As though a tad uncomfortable with its own attempt at representation, there is an air of slight awkwardness that pervades the piece. This finds itself channelled through Will Adamsdale’s Alexander, to whom the actor lends his particular and strangely appealing brand of jittery anxiety and middle-class discomfort. There is a sense in which the piece can’t win; it will always tell this story, as Stuart sardonically accuses, through “middle-class modes of discourse”. It’s a challenge not to patronise or unconsciously impose a certain language, injecting it with a profundity that appeases the cultural superiority of theatremakers and audiences alike. The only way of negotiating that challenge, as this production does, is to deconstruct and problematise as it goes, unapologetically flagging up its own failings.
There is also an effort on the part of Mark Rosenblatt’s production to draw attention to the constructed nature of this version of a life. In a nod to the authoring of the book, Alexander frequently steps out of events in an attempt to make sense of them, while overlapping memories, thoughts and experiences swirl around him. Jon Bausor’s set design, meanwhile, takes the form of a set of empty metal scaffolds that can be manipulated at will, surrounded by the messy, scattered paraphernalia of a life. The suggestion is that any existence is fragile, chaotic and impossible to make sense of without the artificial imposition of some kind of order.

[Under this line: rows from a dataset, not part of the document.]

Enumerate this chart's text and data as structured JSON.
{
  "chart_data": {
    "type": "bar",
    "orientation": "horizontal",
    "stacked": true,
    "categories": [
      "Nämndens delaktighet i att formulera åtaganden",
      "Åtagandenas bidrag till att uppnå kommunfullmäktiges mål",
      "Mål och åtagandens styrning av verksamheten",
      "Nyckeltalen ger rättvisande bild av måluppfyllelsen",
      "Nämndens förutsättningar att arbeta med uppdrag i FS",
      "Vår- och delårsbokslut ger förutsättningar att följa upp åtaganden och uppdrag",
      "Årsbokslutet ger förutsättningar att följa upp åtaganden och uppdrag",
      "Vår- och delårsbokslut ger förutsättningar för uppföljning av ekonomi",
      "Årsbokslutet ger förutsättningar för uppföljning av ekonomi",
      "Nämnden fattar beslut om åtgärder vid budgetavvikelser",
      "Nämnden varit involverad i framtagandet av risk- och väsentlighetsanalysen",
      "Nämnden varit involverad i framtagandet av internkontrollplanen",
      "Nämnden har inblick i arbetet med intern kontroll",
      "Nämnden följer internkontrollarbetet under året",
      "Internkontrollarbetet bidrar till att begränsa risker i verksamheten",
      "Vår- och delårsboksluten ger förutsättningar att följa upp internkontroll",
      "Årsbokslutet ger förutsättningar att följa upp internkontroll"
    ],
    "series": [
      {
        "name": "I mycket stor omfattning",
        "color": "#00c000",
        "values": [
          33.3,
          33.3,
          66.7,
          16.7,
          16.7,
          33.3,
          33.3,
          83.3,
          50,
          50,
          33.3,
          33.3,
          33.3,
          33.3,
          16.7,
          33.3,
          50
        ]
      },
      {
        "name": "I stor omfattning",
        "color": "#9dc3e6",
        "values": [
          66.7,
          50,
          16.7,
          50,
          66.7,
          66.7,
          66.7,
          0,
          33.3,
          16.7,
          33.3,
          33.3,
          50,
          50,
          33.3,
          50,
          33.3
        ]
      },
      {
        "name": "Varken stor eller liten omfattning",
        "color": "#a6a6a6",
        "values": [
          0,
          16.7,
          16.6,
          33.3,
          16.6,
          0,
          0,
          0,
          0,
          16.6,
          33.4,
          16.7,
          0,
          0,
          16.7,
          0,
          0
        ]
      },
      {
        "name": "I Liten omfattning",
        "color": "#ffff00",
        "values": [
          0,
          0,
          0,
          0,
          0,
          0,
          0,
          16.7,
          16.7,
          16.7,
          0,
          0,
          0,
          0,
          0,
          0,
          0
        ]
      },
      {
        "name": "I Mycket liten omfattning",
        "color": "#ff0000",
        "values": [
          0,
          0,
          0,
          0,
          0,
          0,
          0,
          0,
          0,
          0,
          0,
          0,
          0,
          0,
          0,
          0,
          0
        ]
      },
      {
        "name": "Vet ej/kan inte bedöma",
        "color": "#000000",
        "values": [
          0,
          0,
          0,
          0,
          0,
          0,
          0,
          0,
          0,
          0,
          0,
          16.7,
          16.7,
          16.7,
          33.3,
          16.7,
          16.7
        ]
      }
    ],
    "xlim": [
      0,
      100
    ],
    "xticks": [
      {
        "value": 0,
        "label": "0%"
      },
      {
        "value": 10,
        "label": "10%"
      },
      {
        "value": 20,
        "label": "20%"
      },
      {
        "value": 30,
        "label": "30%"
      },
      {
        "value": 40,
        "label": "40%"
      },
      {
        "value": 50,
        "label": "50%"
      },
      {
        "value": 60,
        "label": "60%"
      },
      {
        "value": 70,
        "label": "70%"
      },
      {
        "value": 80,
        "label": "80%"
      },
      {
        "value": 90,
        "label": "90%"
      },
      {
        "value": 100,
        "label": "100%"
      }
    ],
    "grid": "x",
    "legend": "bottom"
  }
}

And Stuart himself understood better than anyone that the attempt to truthfully capture the complexity of an individual is essentially futile. After reading a dull and drily academic first draft of Alexander’s book, he demands something with more mystery and excitement – something in the style of a Tom Clancy bestseller. His biographer has obliged with a chronicle that must always be part fiction. Because you can’t “discover” a person or bottle the essence of their life like a specimen. As Stuart realised with startling eloquence, there are some things that just can’t be explained.